Thrombose

Hallo,

nachdem ich mich nun plattgegugelt und durchs hiesige Archiv gekämpft habe, nun doch ein eigenständiger Artikel.

Mein Mann hatte vor 3-4 Jahren eine Thrombose in der linken Wade.
Damals wurde ambulant behandelt (war in Saudi Arabien), mit Blutverdünner (Heparin, Warfarin) und später mit Aspirin (diese kleinen).
Inzwischen wird er (unabhängig davon?) auf Bluthochdruck behandelt, allerdings ist es auch nach einem Jahr noch nicht gelungen, ein Medikament bzw. eine Kombination von Medikamenten zu finden, die den gewünschten Erfolg mit akzeptablen Nebenwirkungen verbindet.
Nun hat er vor 10 Tagen wieder eine Thrombose (im anderen Bein) erlitten.
Diesmal wurde stationär behandelt.
Und da seine Werte nun gut waren, wurde er aus dem Krankenhaus entlassen. Mit Macumar in der Hand, diesen Stützstrümpfen und — sonst nichts.
Keine konkreten Anweisungen, wie er sich verhalten soll etc.
Seine Hausärztin, bzw. Spezialistin für den Bluthochdruck am Wohnort ist in Urlaub, weshalb ich ihn morgen meiner Hausärztin vorführen werde. Trotzdem wüsste ich gerne einiges schon vorher, vielleicht nur um ihm mit den richtigen Fragen auszurüsten.

  1. Der Stützstrumpf. Wie notwendig ist das Ding? Er sagt, er hält das absolut nicht länger als 10 Minuten aus.
  2. Neben der akuten Behandlung - wie verhindert man eine Wiederholung?
    Ich dachte immer, Übergewicht sei zu verringern (er hat etwas, aber nicht extrem) - finde dazu nichts im Netz.
    Lange Autofahren, langes Sitzen vermeiden. Ist klar.
    Wie stehts mit Bewegung? Wieviel ist gut, was soll vermieden werden? Ich finde dazu Widersprüchliches im Netz, auch hier im Forum.
  3. Gibt es andere Ideen? Ernährung usw.?
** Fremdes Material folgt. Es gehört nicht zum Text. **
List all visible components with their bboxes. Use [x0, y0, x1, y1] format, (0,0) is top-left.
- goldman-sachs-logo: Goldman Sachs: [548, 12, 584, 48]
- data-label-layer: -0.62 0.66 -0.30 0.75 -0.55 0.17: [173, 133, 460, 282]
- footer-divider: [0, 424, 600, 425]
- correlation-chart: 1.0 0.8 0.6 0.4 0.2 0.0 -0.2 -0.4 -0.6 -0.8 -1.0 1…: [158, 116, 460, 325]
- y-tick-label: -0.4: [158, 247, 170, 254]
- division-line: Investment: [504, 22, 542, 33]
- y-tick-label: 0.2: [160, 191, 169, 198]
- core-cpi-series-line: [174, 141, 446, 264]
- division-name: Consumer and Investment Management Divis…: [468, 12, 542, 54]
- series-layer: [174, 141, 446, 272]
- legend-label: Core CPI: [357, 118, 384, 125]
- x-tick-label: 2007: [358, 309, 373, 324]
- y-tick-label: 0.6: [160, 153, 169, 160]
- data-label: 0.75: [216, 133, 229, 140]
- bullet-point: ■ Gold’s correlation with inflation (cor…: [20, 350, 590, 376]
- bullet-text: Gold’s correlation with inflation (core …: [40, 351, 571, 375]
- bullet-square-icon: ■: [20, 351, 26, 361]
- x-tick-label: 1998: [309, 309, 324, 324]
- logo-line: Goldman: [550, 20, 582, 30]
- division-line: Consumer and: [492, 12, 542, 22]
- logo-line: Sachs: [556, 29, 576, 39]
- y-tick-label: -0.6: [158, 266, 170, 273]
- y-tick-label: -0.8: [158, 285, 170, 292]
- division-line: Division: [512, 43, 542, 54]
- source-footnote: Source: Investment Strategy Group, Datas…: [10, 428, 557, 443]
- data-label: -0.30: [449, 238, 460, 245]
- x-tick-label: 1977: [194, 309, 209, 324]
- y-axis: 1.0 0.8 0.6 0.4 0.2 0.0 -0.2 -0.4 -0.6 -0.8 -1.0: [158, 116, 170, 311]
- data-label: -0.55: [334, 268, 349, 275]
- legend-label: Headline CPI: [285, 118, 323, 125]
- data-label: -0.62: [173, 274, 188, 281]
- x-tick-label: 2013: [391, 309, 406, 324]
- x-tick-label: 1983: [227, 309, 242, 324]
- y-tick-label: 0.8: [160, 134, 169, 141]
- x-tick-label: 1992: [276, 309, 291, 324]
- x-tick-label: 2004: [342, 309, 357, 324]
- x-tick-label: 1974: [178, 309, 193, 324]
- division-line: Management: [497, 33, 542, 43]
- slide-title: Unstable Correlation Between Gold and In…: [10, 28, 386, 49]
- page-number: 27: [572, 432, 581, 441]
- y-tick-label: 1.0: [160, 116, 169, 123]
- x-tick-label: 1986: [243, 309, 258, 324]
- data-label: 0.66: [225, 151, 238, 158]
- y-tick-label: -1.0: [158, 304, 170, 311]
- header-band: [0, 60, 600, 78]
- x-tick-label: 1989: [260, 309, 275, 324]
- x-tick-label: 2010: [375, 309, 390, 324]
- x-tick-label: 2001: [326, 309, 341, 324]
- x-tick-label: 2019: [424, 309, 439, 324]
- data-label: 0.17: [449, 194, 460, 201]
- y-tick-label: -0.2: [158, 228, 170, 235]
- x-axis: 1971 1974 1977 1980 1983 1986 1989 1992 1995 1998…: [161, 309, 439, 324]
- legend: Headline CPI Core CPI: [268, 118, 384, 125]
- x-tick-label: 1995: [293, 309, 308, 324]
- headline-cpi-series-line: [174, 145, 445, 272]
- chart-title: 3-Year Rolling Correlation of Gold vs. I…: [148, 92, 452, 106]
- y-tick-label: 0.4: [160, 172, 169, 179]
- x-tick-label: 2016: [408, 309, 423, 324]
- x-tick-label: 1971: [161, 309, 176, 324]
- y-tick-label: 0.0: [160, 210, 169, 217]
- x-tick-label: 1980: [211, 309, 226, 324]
Zusatzinfo: er hat einen BMI um die 28, 29. Er ist 56. Er raucht nicht, trinkt nicht. Könnte sich mehr bewegen (Knieprobleme), ist aber nicht total unbeweglich.

Danke schon mal,
Gruß
Elke

Hallo Elke,

für die Entstehung von Thrombosen werden 3 Faktoren verantwortlich gemacht…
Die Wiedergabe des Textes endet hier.